Шёпот-Лиан шагнул вперёд. Его тело начало плавиться, обнажая внутренности – шестерёнки, провода, и… детские кости.
– Играем в прятки, братик? – рот существа растянулся до ушей. – Я спрятался там, где твои стихи горят ярче всего.
Кай рванулся вперёд, выхватив из кармана обломок стекла. Он вонзил его в грудь Шёпота, но лезвие прошло сквозь иллюзию. Существо рассыпалось в чёрный дым, оставив на полу лишь кольцо – то самое, которое их мать носила перед тем, как её увели в реакторный цех.
Нойра подняла его. Кольцо было тёплым.
– Он… он знал, – прошептала она. – Шёпот читает наши воспоминания. Это ловушка. Нам нужно туда, где нет ничего личного.
– В библиотеку, – Кай вытер кровь с подбородка. – Там остались книги. Настоящие.
– Но Синодрион сжёг их!
– Нет. Он сжёг слова, но не бумагу.
Они побежали, обходя линзы, которые теперь плакали кровавыми слезами. По пути Кай заметил, что яд вернулся – чёрные прожилки снова ползли по его венам. Нойра больше не могла его спасти.
Библиотека пахла пеплом и мокрыми крысами. Пол был усыпан обугленными страницами. Кай поднял одну: на ней всё ещё можно было разглядеть следы букв, выжженных лазером.

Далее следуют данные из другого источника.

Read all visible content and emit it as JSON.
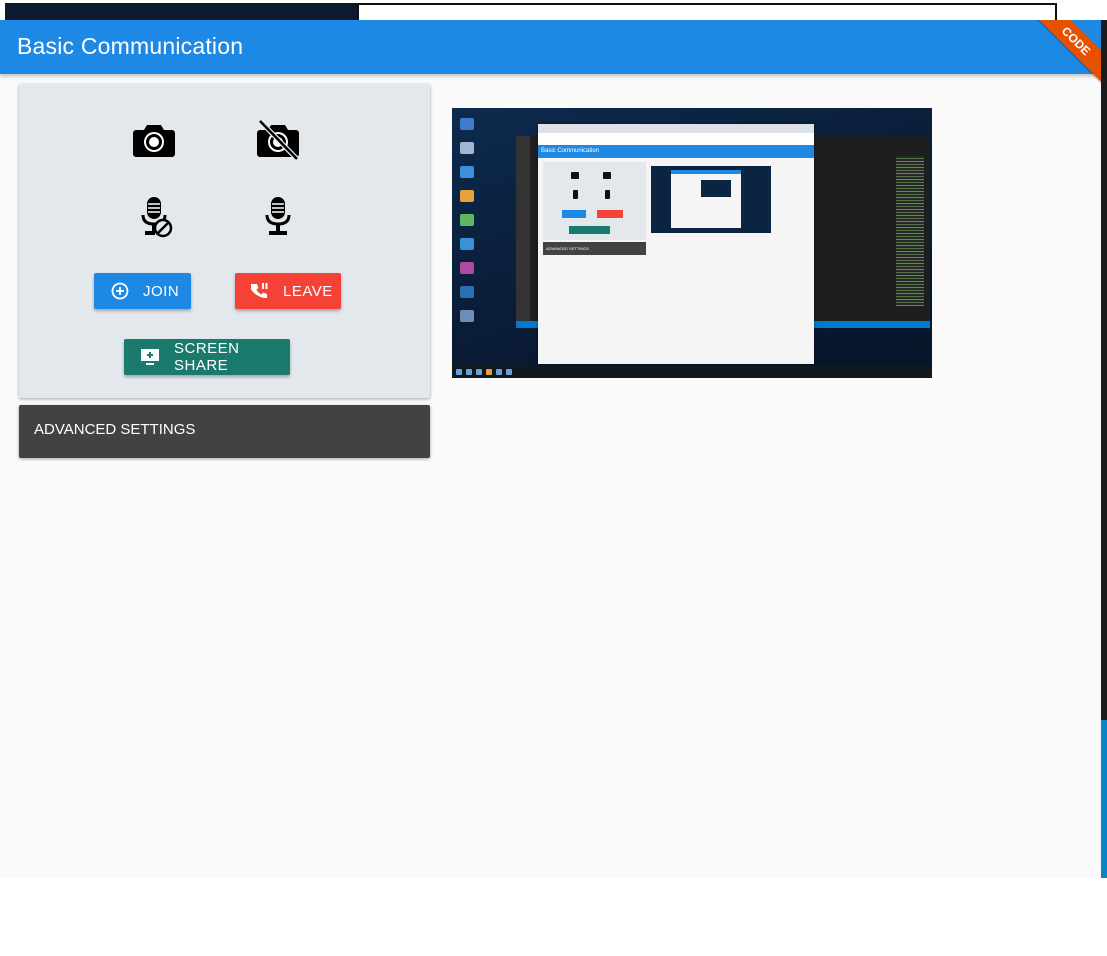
{
  "app": {
    "title": "Basic Communication",
    "ribbon_label": "CODE"
  },
  "controls": {
    "camera_on_icon": "camera-icon",
    "camera_off_icon": "camera-off-icon",
    "mic_off_icon": "mic-muted-icon",
    "mic_on_icon": "mic-icon",
    "join_label": "JOIN",
    "leave_label": "LEAVE",
    "screen_share_label": "SCREEN SHARE"
  },
  "advanced_settings": {
    "label": "ADVANCED SETTINGS"
  },
  "preview": {
    "inner_title": "Basic Communication",
    "inner_advanced": "ADVANCED SETTINGS"
  },
  "colors": {
    "app_bar": "#1e88e5",
    "join": "#1e88e5",
    "leave": "#f44336",
    "screen_share": "#1b7a6e",
    "ribbon": "#e65100",
    "advanced": "#424242"
  }
}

– Смотри, – он провёл пальцем по шершавой поверхности. – Здесь было слово «надежда». Синодрион стёр его, но…
Он прижал ладонь к странице. Чип в виске вспыхнул, и обожжённые волокна бумаги начали шевелиться, складываясь в новые строки:
«Всё, что осталось от нас —
Это тихий бунт теней.
Даже смерть здесь не забудет,
Как дрожали наши пальцы у дверей…»
Нойра вскрикнула. Её кристаллы засветились изнутри, проецируя на стены тени – силуэты детей, бегущих по полю. Настоящему полю, с травой, а не с пемзой.
– Это… они? – Кай коснулся проекции. Тени рассыпались. – Дети из Синодриона?
– Их воспоминания, – Нойра упала на колени, кварц начал трещать. – Они вросли в меня. Я… я становлюсь ими.
Внезапно пол дрогнул. С потолка посыпались мёртвые бабочки, образуя на полу стрелки. Они указывали на стену с трещиной.
Кай подошёл ближе. За стеной слышался рокот – пульс реактора. И голоса. Миллионы голосов.
– Лиан… – он прильнул к щели.
Там, в гигантской колбе с зелёной жидкостью, плавало тело брата. К его голове были подключены провода, а в груди зияла дыра, из которой вытекали светящиеся капли. Но это был не Лиан. Это был он сам.